Suzanne Pleshette, wife on ‘Bob Newhart Show," dies at 70

LOS ANGELES — Suzanne Pleshette, the beautiful, husky-voiced film and theater star best known for her role as Bob Newhart’s sardonic wife on television’s long-running “The Bob Newhart Show,” has died, said her attorney Robert Finkelstein. She was 70.

Pleshette, who underwent chemotherapy for lung cancer in 2006, died of respiratory failure Saturday evening at her Los Angeles home, said Finkelstein, who is also a family friend.

“The Bob Newhart Show, a hit throughout its six-year run, starred comedian Newhart as a Chicago psychiatrist surrounded by eccentric patients. Pleshette provided the voice of reason.

Four years after the show ended in 1978, Newhart went on to the equally successful “Newhart” series in which he was the proprietor of a New England inn populated by more eccentrics. When that show ended in 1990, Pleshette reprised her role — from the first show — in one of the most clever final episodes in TV history.

It had Newhart waking up in the bedroom of his “The Bob Newhart Show” home with Pleshette at his side.
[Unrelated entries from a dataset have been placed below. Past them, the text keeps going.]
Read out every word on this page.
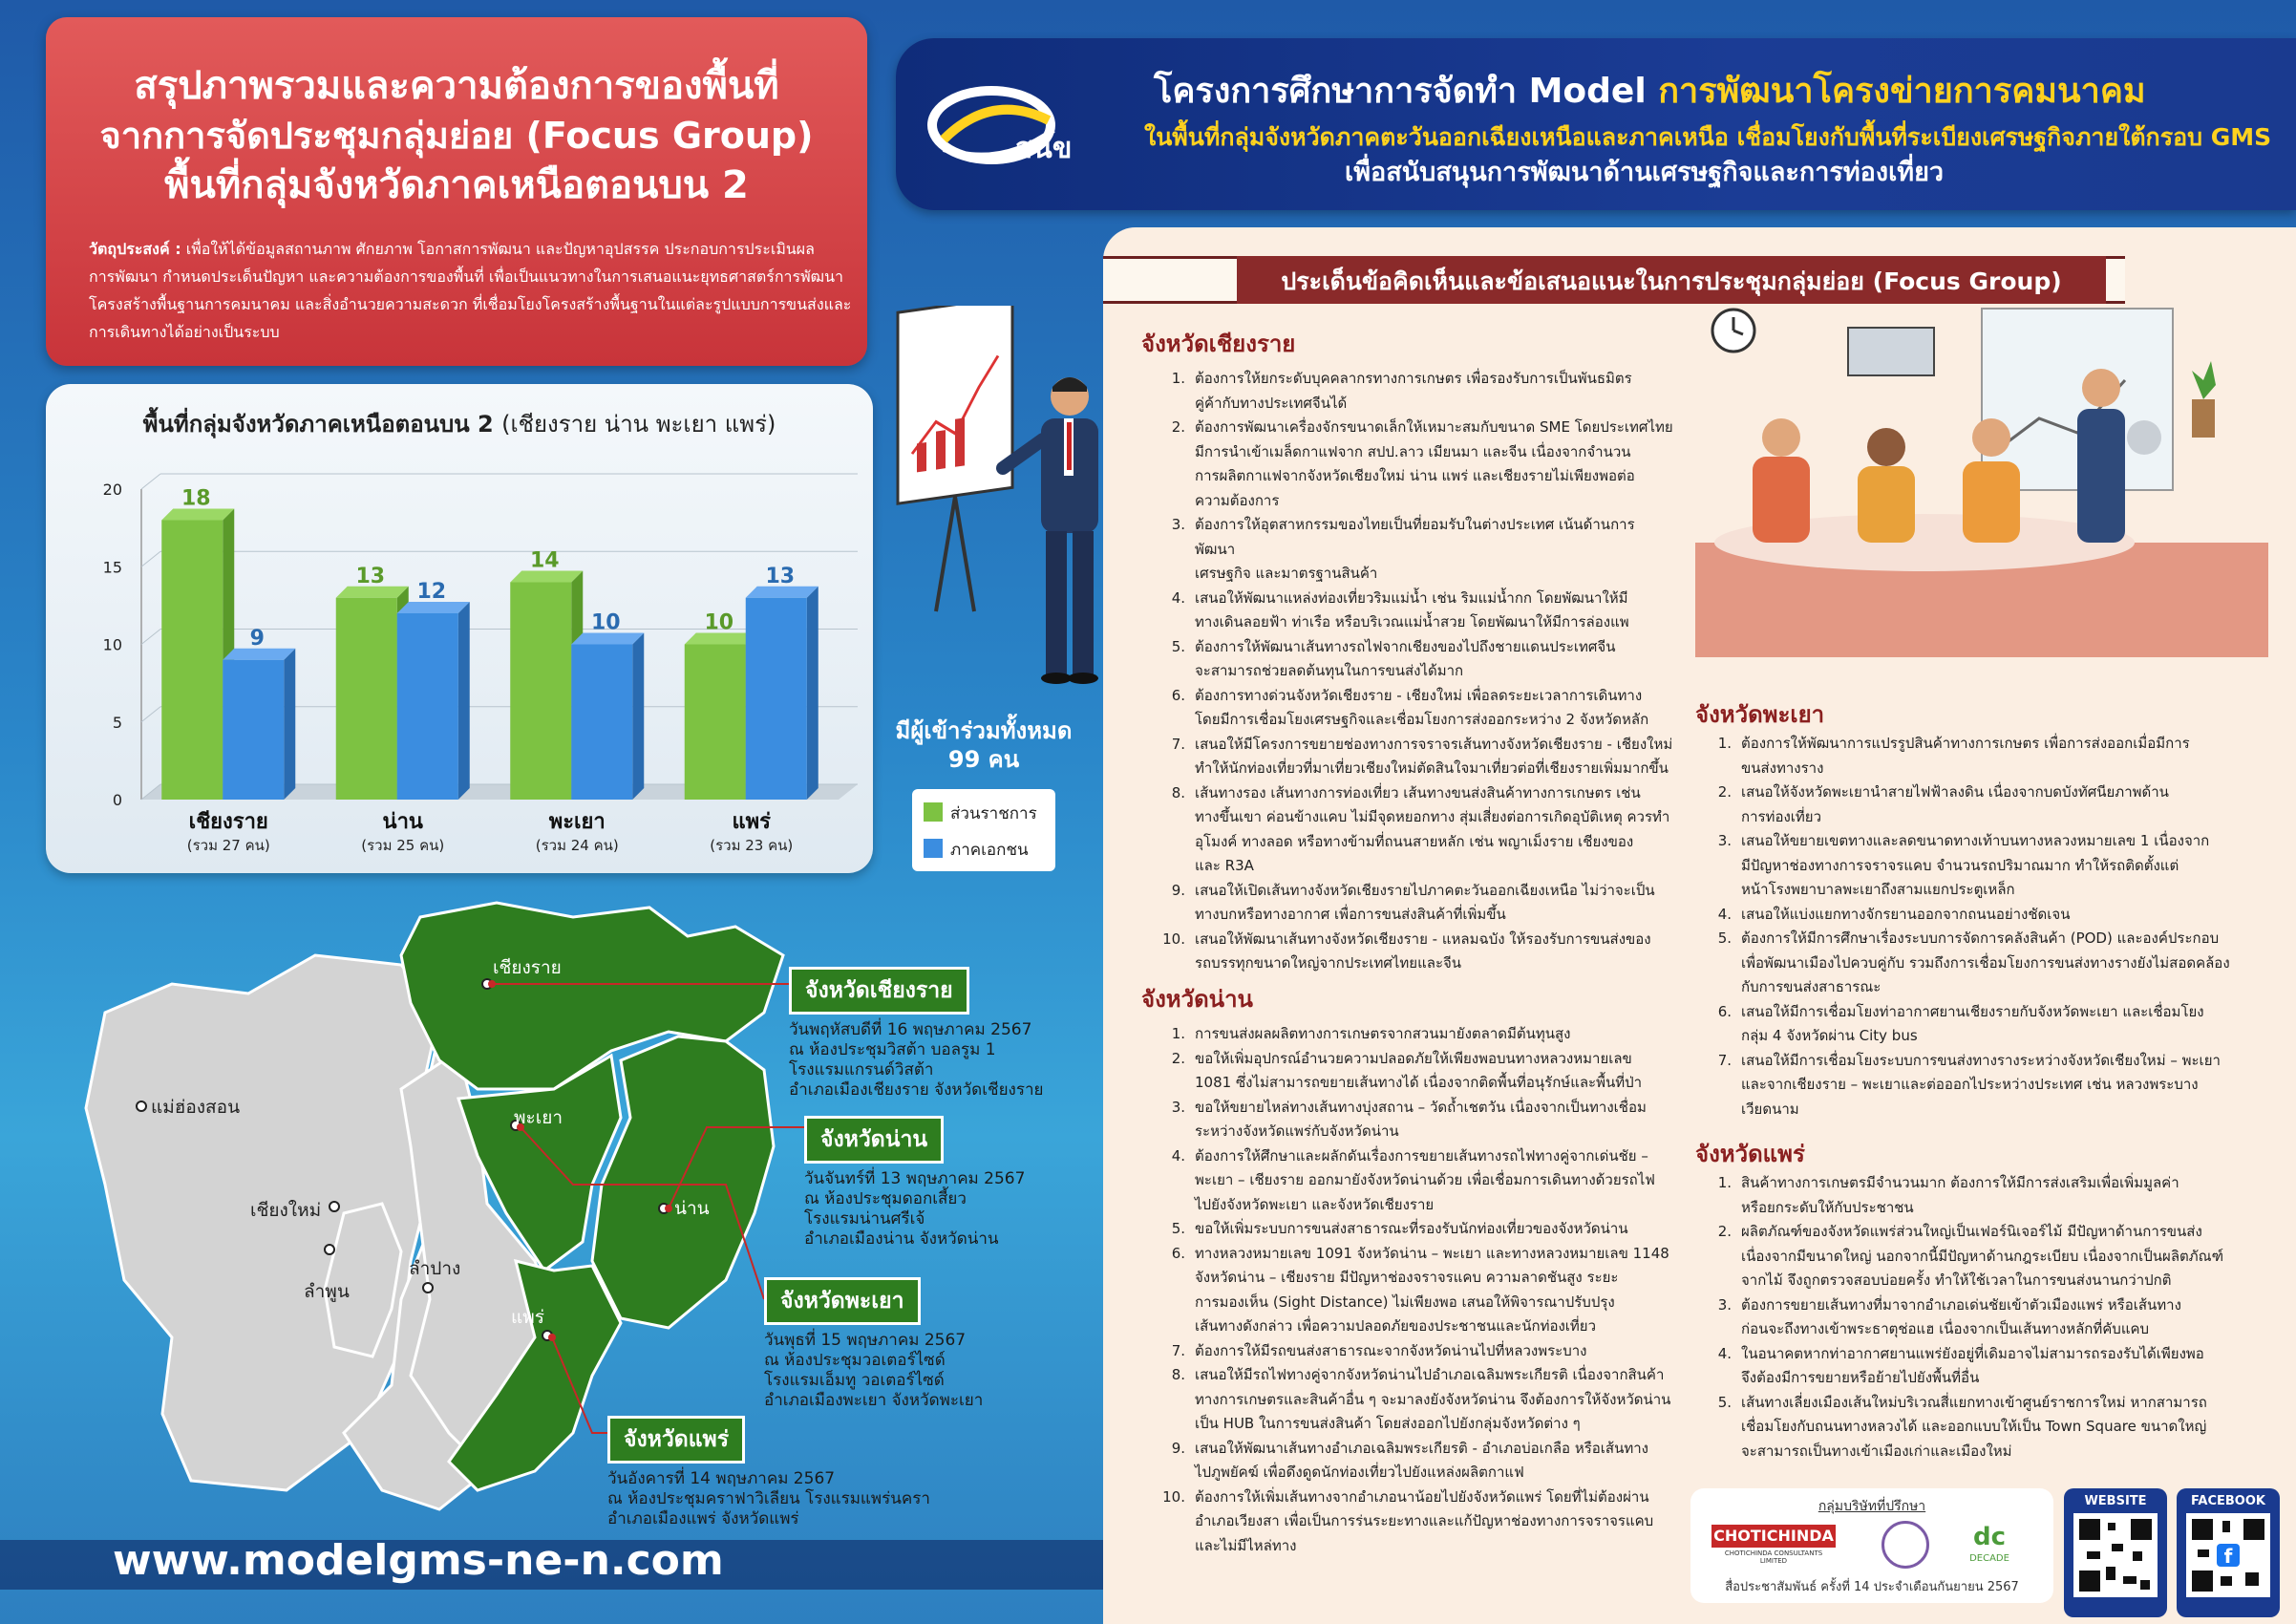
สรุปภาพรวมและความต้องการของพื้นที่
จากการจัดประชุมกลุ่มย่อย (Focus Group)
พื้นที่กลุ่มจังหวัดภาคเหนือตอนบน 2
วัตถุประสงค์ : เพื่อให้ได้ข้อมูลสถานภาพ ศักยภาพ โอกาสการพัฒนา และปัญหาอุปสรรค ประกอบการประเมินผล
การพัฒนา กำหนดประเด็นปัญหา และความต้องการของพื้นที่ เพื่อเป็นแนวทางในการเสนอแนะยุทธศาสตร์การพัฒนา
โครงสร้างพื้นฐานการคมนาคม และสิ่งอำนวยความสะดวก ที่เชื่อมโยงโครงสร้างพื้นฐานในแต่ละรูปแบบการขนส่งและ
การเดินทางได้อย่างเป็นระบบ
พื้นที่กลุ่มจังหวัดภาคเหนือตอนบน 2 (เชียงราย น่าน พะเยา แพร่)
0
5
10
15
20	18
9
เชียงราย
(รวม 27 คน)
13
12
น่าน
(รวม 25 คน)
14
10
พะเยา
(รวม 24 คน)
10
13
แพร่
(รวม 23 คน)
มีผู้เข้าร่วมทั้งหมด
99 คน
ส่วนราชการ
ภาคเอกชน
เชียงราย
พะเยา
น่าน
แพร่
แม่ฮ่องสอน
เชียงใหม่
ลำพูน
ลำปาง
จังหวัดเชียงราย
วันพฤหัสบดีที่ 16 พฤษภาคม 2567
ณ ห้องประชุมวิสต้า บอลรูม 1
โรงแรมแกรนด์วิสต้า
อำเภอเมืองเชียงราย จังหวัดเชียงราย
จังหวัดน่าน
วันจันทร์ที่ 13 พฤษภาคม 2567
ณ ห้องประชุมดอกเสี้ยว
โรงแรมน่านศรีเจ้
อำเภอเมืองน่าน จังหวัดน่าน
จังหวัดพะเยา
วันพุธที่ 15 พฤษภาคม 2567
ณ ห้องประชุมวอเตอร์ไซด์
โรงแรมเอ็มทู วอเตอร์ไซด์
อำเภอเมืองพะเยา จังหวัดพะเยา
จังหวัดแพร่
วันอังคารที่ 14 พฤษภาคม 2567
ณ ห้องประชุมคราฟาวิเลียน โรงแรมแพร่นครา
อำเภอเมืองแพร่ จังหวัดแพร่
www.modelgms-ne-n.com
สนข
โครงการศึกษาการจัดทำ Model การพัฒนาโครงข่ายการคมนาคม
ในพื้นที่กลุ่มจังหวัดภาคตะวันออกเฉียงเหนือและภาคเหนือ เชื่อมโยงกับพื้นที่ระเบียงเศรษฐกิจภายใต้กรอบ GMS
เพื่อสนับสนุนการพัฒนาด้านเศรษฐกิจและการท่องเที่ยว
ประเด็นข้อคิดเห็นและข้อเสนอแนะในการประชุมกลุ่มย่อย (Focus Group)
จังหวัดเชียงราย
1. ต้องการให้ยกระดับบุคคลากรทางการเกษตร เพื่อรองรับการเป็นพันธมิตร
คู่ค้ากับทางประเทศจีนได้
2. ต้องการพัฒนาเครื่องจักรขนาดเล็กให้เหมาะสมกับขนาด SME โดยประเทศไทย
มีการนำเข้าเมล็ดกาแฟจาก สปป.ลาว เมียนมา และจีน เนื่องจากจำนวน
การผลิตกาแฟจากจังหวัดเชียงใหม่ น่าน แพร่ และเชียงรายไม่เพียงพอต่อ
ความต้องการ
3. ต้องการให้อุตสาหกรรมของไทยเป็นที่ยอมรับในต่างประเทศ เน้นด้านการพัฒนา
เศรษฐกิจ และมาตรฐานสินค้า
4. เสนอให้พัฒนาแหล่งท่องเที่ยวริมแม่น้ำ เช่น ริมแม่น้ำกก โดยพัฒนาให้มี
ทางเดินลอยฟ้า ท่าเรือ หรือบริเวณแม่น้ำสวย โดยพัฒนาให้มีการล่องแพ
5. ต้องการให้พัฒนาเส้นทางรถไฟจากเชียงของไปถึงชายแดนประเทศจีน
จะสามารถช่วยลดต้นทุนในการขนส่งได้มาก
6. ต้องการทางด่วนจังหวัดเชียงราย - เชียงใหม่ เพื่อลดระยะเวลาการเดินทาง
โดยมีการเชื่อมโยงเศรษฐกิจและเชื่อมโยงการส่งออกระหว่าง 2 จังหวัดหลัก
7. เสนอให้มีโครงการขยายช่องทางการจราจรเส้นทางจังหวัดเชียงราย - เชียงใหม่
ทำให้นักท่องเที่ยวที่มาเที่ยวเชียงใหม่ตัดสินใจมาเที่ยวต่อที่เชียงรายเพิ่มมากขึ้น
8. เส้นทางรอง เส้นทางการท่องเที่ยว เส้นทางขนส่งสินค้าทางการเกษตร เช่น
ทางขึ้นเขา ค่อนข้างแคบ ไม่มีจุดหยอกทาง สุ่มเสี่ยงต่อการเกิดอุบัติเหตุ ควรทำ
อุโมงค์ ทางลอด หรือทางข้ามที่ถนนสายหลัก เช่น พญาเม็งราย เชียงของ
และ R3A
9. เสนอให้เปิดเส้นทางจังหวัดเชียงรายไปภาคตะวันออกเฉียงเหนือ ไม่ว่าจะเป็น
ทางบกหรือทางอากาศ เพื่อการขนส่งสินค้าที่เพิ่มขึ้น
10. เสนอให้พัฒนาเส้นทางจังหวัดเชียงราย - แหลมฉบัง ให้รองรับการขนส่งของ
รถบรรทุกขนาดใหญ่จากประเทศไทยและจีน
จังหวัดน่าน
1. การขนส่งผลผลิตทางการเกษตรจากสวนมายังตลาดมีต้นทุนสูง
2. ขอให้เพิ่มอุปกรณ์อำนวยความปลอดภัยให้เพียงพอบนทางหลวงหมายเลข
1081 ซึ่งไม่สามารถขยายเส้นทางได้ เนื่องจากติดพื้นที่อนุรักษ์และพื้นที่ป่า
3. ขอให้ขยายไหล่ทางเส้นทางบุ่งสถาน – วัดถ้ำเชตวัน เนื่องจากเป็นทางเชื่อม
ระหว่างจังหวัดแพร่กับจังหวัดน่าน
4. ต้องการให้ศึกษาและผลักดันเรื่องการขยายเส้นทางรถไฟทางคู่จากเด่นชัย –
พะเยา – เชียงราย ออกมายังจังหวัดน่านด้วย เพื่อเชื่อมการเดินทางด้วยรถไฟ
ไปยังจังหวัดพะเยา และจังหวัดเชียงราย
5. ขอให้เพิ่มระบบการขนส่งสาธารณะที่รองรับนักท่องเที่ยวของจังหวัดน่าน
6. ทางหลวงหมายเลข 1091 จังหวัดน่าน – พะเยา และทางหลวงหมายเลข 1148
จังหวัดน่าน – เชียงราย มีปัญหาช่องจราจรแคบ ความลาดชันสูง ระยะ
การมองเห็น (Sight Distance) ไม่เพียงพอ เสนอให้พิจารณาปรับปรุง
เส้นทางดังกล่าว เพื่อความปลอดภัยของประชาชนและนักท่องเที่ยว
7. ต้องการให้มีรถขนส่งสาธารณะจากจังหวัดน่านไปที่หลวงพระบาง
8. เสนอให้มีรถไฟทางคู่จากจังหวัดน่านไปอำเภอเฉลิมพระเกียรติ เนื่องจากสินค้า
ทางการเกษตรและสินค้าอื่น ๆ จะมาลงยังจังหวัดน่าน จึงต้องการให้จังหวัดน่าน
เป็น HUB ในการขนส่งสินค้า โดยส่งออกไปยังกลุ่มจังหวัดต่าง ๆ
9. เสนอให้พัฒนาเส้นทางอำเภอเฉลิมพระเกียรติ - อำเภอบ่อเกลือ หรือเส้นทาง
ไปภูพยัคฆ์ เพื่อดึงดูดนักท่องเที่ยวไปยังแหล่งผลิตกาแฟ
10. ต้องการให้เพิ่มเส้นทางจากอำเภอนาน้อยไปยังจังหวัดแพร่ โดยที่ไม่ต้องผ่าน
อำเภอเวียงสา เพื่อเป็นการร่นระยะทางและแก้ปัญหาช่องทางการจราจรแคบ
และไม่มีไหล่ทาง
จังหวัดพะเยา
1. ต้องการให้พัฒนาการแปรรูปสินค้าทางการเกษตร เพื่อการส่งออกเมื่อมีการ
ขนส่งทางราง
2. เสนอให้จังหวัดพะเยานำสายไฟฟ้าลงดิน เนื่องจากบดบังทัศนียภาพด้าน
การท่องเที่ยว
3. เสนอให้ขยายเขตทางและลดขนาดทางเท้าบนทางหลวงหมายเลข 1 เนื่องจาก
มีปัญหาช่องทางการจราจรแคบ จำนวนรถปริมาณมาก ทำให้รถติดตั้งแต่
หน้าโรงพยาบาลพะเยาถึงสามแยกประตูเหล็ก
4. เสนอให้แบ่งแยกทางจักรยานออกจากถนนอย่างชัดเจน
5. ต้องการให้มีการศึกษาเรื่องระบบการจัดการคลังสินค้า (POD) และองค์ประกอบ
เพื่อพัฒนาเมืองไปควบคู่กับ รวมถึงการเชื่อมโยงการขนส่งทางรางยังไม่สอดคล้อง
กับการขนส่งสาธารณะ
6. เสนอให้มีการเชื่อมโยงท่าอากาศยานเชียงรายกับจังหวัดพะเยา และเชื่อมโยง
กลุ่ม 4 จังหวัดผ่าน City bus
7. เสนอให้มีการเชื่อมโยงระบบการขนส่งทางรางระหว่างจังหวัดเชียงใหม่ – พะเยา
และจากเชียงราย – พะเยาและต่อออกไประหว่างประเทศ เช่น หลวงพระบาง
เวียดนาม
จังหวัดแพร่
1. สินค้าทางการเกษตรมีจำนวนมาก ต้องการให้มีการส่งเสริมเพื่อเพิ่มมูลค่า
หรือยกระดับให้กับประชาชน
2. ผลิตภัณฑ์ของจังหวัดแพร่ส่วนใหญ่เป็นเฟอร์นิเจอร์ไม้ มีปัญหาด้านการขนส่ง
เนื่องจากมีขนาดใหญ่ นอกจากนี้มีปัญหาด้านกฎระเบียบ เนื่องจากเป็นผลิตภัณฑ์
จากไม้ จึงถูกตรวจสอบบ่อยครั้ง ทำให้ใช้เวลาในการขนส่งนานกว่าปกติ
3. ต้องการขยายเส้นทางที่มาจากอำเภอเด่นชัยเข้าตัวเมืองแพร่ หรือเส้นทาง
ก่อนจะถึงทางเข้าพระธาตุช่อแฮ เนื่องจากเป็นเส้นทางหลักที่คับแคบ
4. ในอนาคตหากท่าอากาศยานแพร่ยังอยู่ที่เดิมอาจไม่สามารถรองรับได้เพียงพอ
จึงต้องมีการขยายหรือย้ายไปยังพื้นที่อื่น
5. เส้นทางเลี่ยงเมืองเส้นใหม่บริเวณสี่แยกทางเข้าศูนย์ราชการใหม่ หากสามารถ
เชื่อมโยงกับถนนทางหลวงได้ และออกแบบให้เป็น Town Square ขนาดใหญ่
จะสามารถเป็นทางเข้าเมืองเก่าและเมืองใหม่
กลุ่มบริษัทที่ปรึกษา
CHOTICHINDA
CHOTICHINDA CONSULTANTS LIMITED
dc
DECADE
สื่อประชาสัมพันธ์ ครั้งที่ 14 ประจำเดือนกันยายน 2567
WEBSITE	FACEBOOK
f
He went on to tell her of the crazy dream he’d just had of running an inn filled with eccentrics.

“If I’m in Timbuktu, I’ll fly home to do that,” Pleshette said of her reaction when Newhart told her how he was thinking of ending the show.

Born Jan. 31, 1937, in New York City, Pleshette began her career as a stage actress after attending the city’s High School of the Performing Arts and studying at its Neighborhood Playhouse. She was often picked for roles because of her beauty and her throaty voice.

“When I was 4,” she told an interviewer in 1994, “I was answering the phone, and (the callers) thought I was my father. So I often got quirky roles because I was never the conventional ingenue.”

She met her future husband, Tom Poston, in 1959, but didn’t marry him until more than 40 years later.

Although the two had a brief fling, they went on to marry others. By 2000 both were widowed and they got back together, marrying the following year.